J. S. M. - Comecei a me preocupar com a possibilidade de que isso podia estar acontecendo no momento em que, com a ditadura, tornou-se necessário refazer alguns caminhos no conhecimento do que é o Brasil. Muitos de nós passamos por esse desafio. As nossas certezas de 1963 se tornaram as nossas incertezas de 1964. Todos passamos por esse processo, de diferentes maneiras, em diferentes âmbitos da produção do conhecimento.
Era necessário rever os fundamentos das velhas certezas agora incerta.
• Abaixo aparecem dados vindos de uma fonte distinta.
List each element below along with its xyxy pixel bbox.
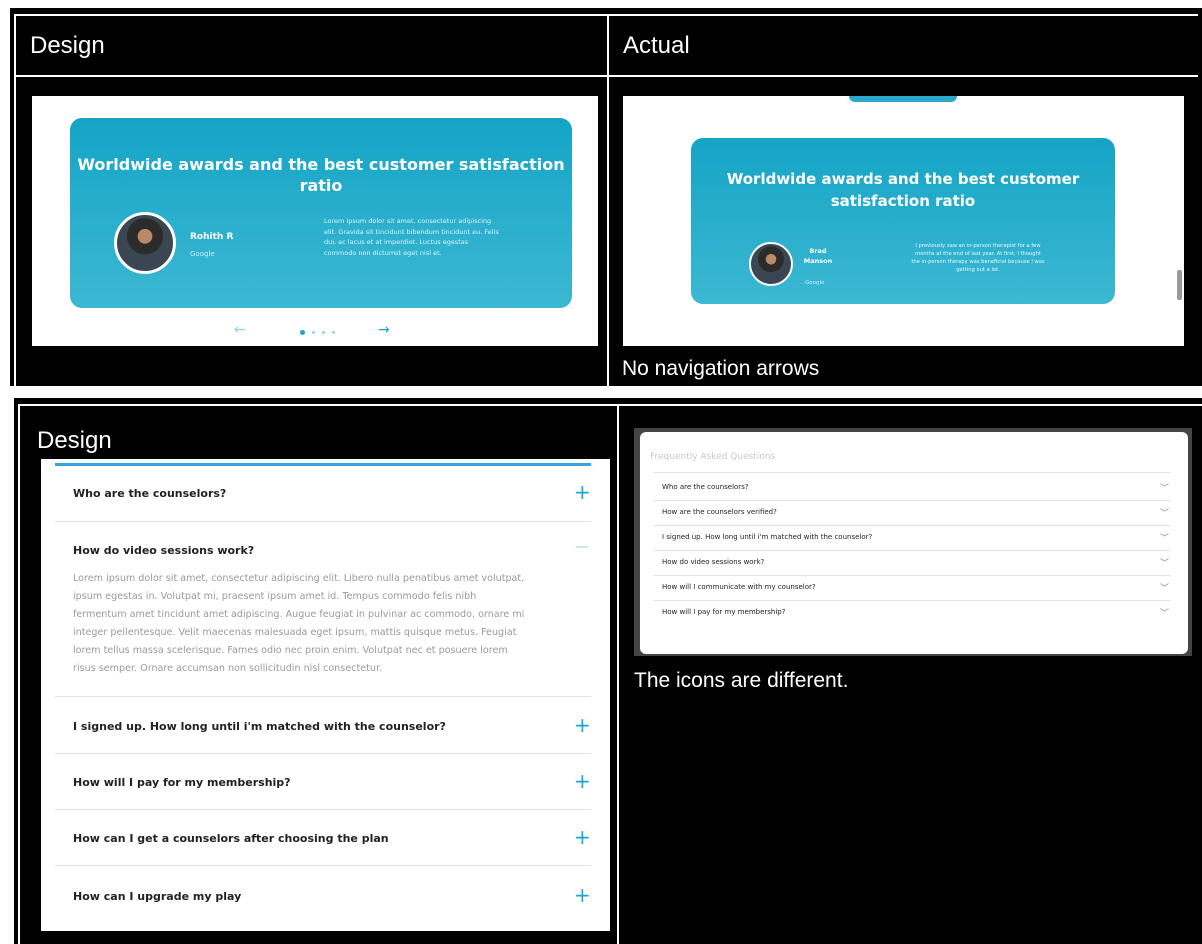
prev-arrow-button[interactable]: ← (234, 322, 246, 338)
chevron-down-icon[interactable]: ﹀ (1160, 581, 1169, 594)
reviewer-name: Rohith R (190, 232, 234, 242)
faq-divider (654, 600, 1170, 601)
faq-divider (55, 696, 591, 697)
plus-icon[interactable]: + (574, 713, 591, 737)
plus-icon[interactable]: + (574, 825, 591, 849)
faq-question[interactable]: How will I pay for my membership? (73, 776, 291, 789)
bottom-design-label: Design (37, 427, 112, 454)
design-faq-screenshot: Who are the counselors? + How do video s… (41, 459, 610, 931)
bottom-column-divider (617, 404, 619, 944)
chevron-down-icon[interactable]: ﹀ (1160, 531, 1169, 544)
top-design-label: Design (30, 32, 105, 59)
faq-question[interactable]: I signed up. How long until i'm matched … (662, 533, 872, 541)
scrollbar-thumb[interactable] (1177, 270, 1182, 300)
top-tab-sliver (849, 96, 957, 102)
carousel-dot[interactable] (312, 331, 315, 334)
faq-accent-bar (55, 463, 591, 466)
faq-answer: Lorem ipsum dolor sit amet, consectetur … (73, 573, 525, 674)
chevron-down-icon[interactable]: ﹀ (1160, 606, 1169, 619)
reviewer-company: Google (190, 250, 215, 258)
carousel-dots[interactable] (300, 330, 350, 336)
faq-divider (55, 865, 591, 866)
faq-divider (55, 753, 591, 754)
faq-question[interactable]: How do video sessions work? (73, 544, 254, 557)
chevron-down-icon[interactable]: ﹀ (1160, 481, 1169, 494)
faq-question[interactable]: How will I communicate with my counselor… (662, 583, 816, 591)
faq-question[interactable]: How can I upgrade my play (73, 890, 241, 903)
faq-divider (654, 550, 1170, 551)
faq-divider (55, 521, 591, 522)
faq-divider (654, 500, 1170, 501)
carousel-dot[interactable] (322, 331, 325, 334)
plus-icon[interactable]: + (574, 883, 591, 907)
top-caption: No navigation arrows (622, 357, 820, 380)
top-header-divider (14, 75, 1198, 77)
chevron-down-icon[interactable]: ﹀ (1160, 506, 1169, 519)
reviewer-name: Brad Manson (803, 247, 833, 265)
minus-icon[interactable]: — (575, 539, 589, 555)
testimonial-quote: Lorem ipsum dolor sit amet, consectetur … (324, 217, 499, 257)
faq-question[interactable]: How do video sessions work? (662, 558, 764, 566)
faq-question[interactable]: How can I get a counselors after choosin… (73, 832, 389, 845)
actual-testimonial-card: Worldwide awards and the best customer s… (691, 138, 1115, 304)
avatar (114, 212, 176, 274)
faq-question[interactable]: How are the counselors verified? (662, 508, 777, 516)
reviewer-company: Google (805, 280, 825, 286)
chevron-down-icon[interactable]: ﹀ (1160, 556, 1169, 569)
faq-question[interactable]: I signed up. How long until i'm matched … (73, 720, 446, 733)
faq-question[interactable]: Who are the counselors? (73, 487, 226, 500)
actual-faq-screenshot: Frequently Asked Questions Who are the c… (634, 428, 1192, 656)
faq-divider (654, 575, 1170, 576)
actual-testimonial-screenshot: Worldwide awards and the best customer s… (623, 96, 1184, 346)
faq-divider (654, 525, 1170, 526)
design-testimonial-card: Worldwide awards and the best customer s… (70, 118, 572, 308)
faq-question[interactable]: Who are the counselors? (662, 483, 749, 491)
actual-faq-card: Frequently Asked Questions Who are the c… (640, 432, 1188, 654)
faq-section-title: Frequently Asked Questions (650, 452, 776, 462)
carousel-dot-active[interactable] (300, 330, 305, 335)
bottom-top-border (18, 404, 1202, 406)
actual-card-title: Worldwide awards and the best customer s… (726, 170, 1080, 210)
plus-icon[interactable]: + (574, 769, 591, 793)
faq-question[interactable]: How will I pay for my membership? (662, 608, 785, 616)
design-testimonial-screenshot: Worldwide awards and the best customer s… (32, 96, 598, 346)
carousel-dot[interactable] (332, 331, 335, 334)
faq-divider (55, 809, 591, 810)
top-actual-label: Actual (623, 32, 690, 59)
plus-icon[interactable]: + (574, 480, 591, 504)
top-left-border (14, 14, 16, 386)
faq-divider (654, 472, 1170, 473)
bottom-left-border (18, 404, 20, 944)
bottom-caption: The icons are different. (634, 669, 849, 692)
testimonial-quote: I previously saw an in-person therapist … (911, 243, 1045, 273)
avatar (749, 242, 793, 286)
next-arrow-button[interactable]: → (378, 322, 390, 338)
top-top-border (14, 14, 1198, 16)
top-column-divider (607, 14, 609, 386)
design-card-title: Worldwide awards and the best customer s… (77, 155, 565, 195)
Havia muito de insuficiente, precário, no conhecimento que se tinha. Uma das coisas que fiz e promovi entre alunos de pós-graduação foi a releitura de Marx. Ficou evidente que a leitura das obras de Marx, que muitos alardeavam, era mais "cultura de corredor" da universidade do que de sala de aula. Tanto Florestan Fernandes quanto Octavio Ianni, Fernando Henrique Cardoso, Marialice Foracchi, e mesmo Maria Sylvia Franco, as pessoas que mais trabalharam com Marx, de maneira nenhuma sucumbiram às concessões de natureza ideológica e, por isso mesmo, nunca foram benquistos pelas esquerdas em geral. Alguns continuam não sendo, porque não estão perfilhando as concepções da esquerda institucional.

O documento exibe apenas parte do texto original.